Aria fresca, energia rivitalizzata. Pare di sì. Eppure la storia, quella vera, legata alla Prima Guerra Mondiale, tiene testa per tutta la sera. Succede grazie all’altro titolo-rivelazione della stagione, Niente di nuovo sul fronte occidentale, il war movie tedesco diretto da Edward Berger, uscito su Netflix, che conquista quattro premi, miglior fotografia, film internazionale, scenografia e colonna sonora, lanciando un nuovo astro nascente (qua debuttante), Felix Kammerer.

Elvis, The Fabelmans e Tàr rimangono a secco

Categorie tecniche importanti, in cui soccombono film come Elvis di Baz Luhrmann, rimasto completamente a secco, o gli stessi The Fabelmans e Tár. Ma probabilmente la rinascita  più importante arriva da Brendan Fraser, eletto a furor dell’Academy miglior attore protagonista grazie a The Whale (vincitore pure nella categoria trucco) diretto da Darren Aronofsky. Un ritorno insperato per l’ex star della saga de La Mummia, e a cui neanche Mickey Rourke, candidato in un altro film del regista americano (The Wrestler) era riuscito ad arrivare. “Grazie a tutti, avete un cuore da balene, solo le balene sanno andare in profondità”, ha detto dal palco, facendo riferimento al suo ruolo, un professore affetto da obesità, che poco prima di morire, trova il modo di fare pace con sé stesso e la figlia a cui aveva sempre rinunciato.

L'assenza di Tom Cruise e James Cameron

 Il resto recita un copione già scritto: i costumi (nuovamente) a Ruth Carter per Black Panther: Wakanda Forever, o la sceneggiatura non originale “politically correct”, andata a Sarah Polley nel femminista Women Talking. In una serata alquanto noiosa, e con qualche assenza di peso, da Tom Cruise a James Cameron (Avatar – La via dell’acqua ha vinto negli effetti speciali), i salvatori della rinascita negli ultimi botteghini mondiali, ad emozionare è invece Lady Gaga.

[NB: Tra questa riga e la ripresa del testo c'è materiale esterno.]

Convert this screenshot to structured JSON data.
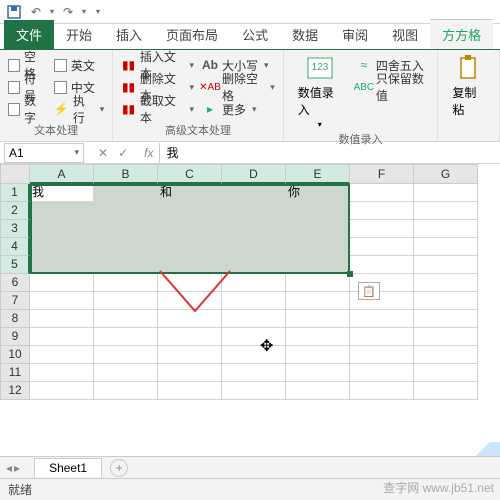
{
  "qat": {
    "save": "保存",
    "undo": "撤销",
    "redo": "重做"
  },
  "tabs": {
    "file": "文件",
    "items": [
      "开始",
      "插入",
      "页面布局",
      "公式",
      "数据",
      "审阅",
      "视图",
      "方方格"
    ]
  },
  "ribbon": {
    "group1": {
      "label": "文本处理",
      "items": [
        {
          "label": "空格"
        },
        {
          "label": "英文"
        },
        {
          "label": "符号"
        },
        {
          "label": "中文"
        },
        {
          "label": "数字"
        },
        {
          "label": "执行"
        }
      ]
    },
    "group2": {
      "label": "高级文本处理",
      "col1": [
        {
          "label": "插入文本"
        },
        {
          "label": "删除文本"
        },
        {
          "label": "截取文本"
        }
      ],
      "col2": [
        {
          "label": "大小写"
        },
        {
          "label": "删除空格"
        },
        {
          "label": "更多"
        }
      ]
    },
    "group3": {
      "label": "数值录入",
      "big": "数值录入",
      "items": [
        {
          "label": "四舍五入"
        },
        {
          "label": "只保留数值"
        }
      ]
    },
    "group4": {
      "big": "复制粘"
    }
  },
  "namebox": {
    "ref": "A1",
    "formula": "我"
  },
  "grid": {
    "cols": [
      "A",
      "B",
      "C",
      "D",
      "E",
      "F",
      "G"
    ],
    "rows": [
      "1",
      "2",
      "3",
      "4",
      "5",
      "6",
      "7",
      "8",
      "9",
      "10",
      "11",
      "12"
    ],
    "cells": {
      "A1": "我",
      "C1": "和",
      "E1": "你"
    },
    "selection": {
      "r1": 1,
      "c1": 1,
      "r2": 5,
      "c2": 5,
      "active": "A1"
    }
  },
  "sheetTabs": {
    "active": "Sheet1",
    "add": "+"
  },
  "status": {
    "ready": "就绪",
    "watermark": "查字网 www.jb51.net"
  }
}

Lady Gaga struccata e jeans strappati: tre minuti di splendore

Una presenza che pareva incerta all’inizio, ma che invece ha fatto la differenza, prima sul red carpet, sorprendendo poi dal palco, struccata, pantaloni strappati, cantando il brano Hold My Hand tratto da Top Gun:Maverick. Tre minuti di splendore, in cui ha lanciato il suo accorato messaggio: “Possiamo essere eroi, anche quando ci sentiamo fragili”.Eroi, eroine, che alla fine, dal Multiverso, iniziano da oggi a guardarci dritti in faccia anche nella nostra di realtà.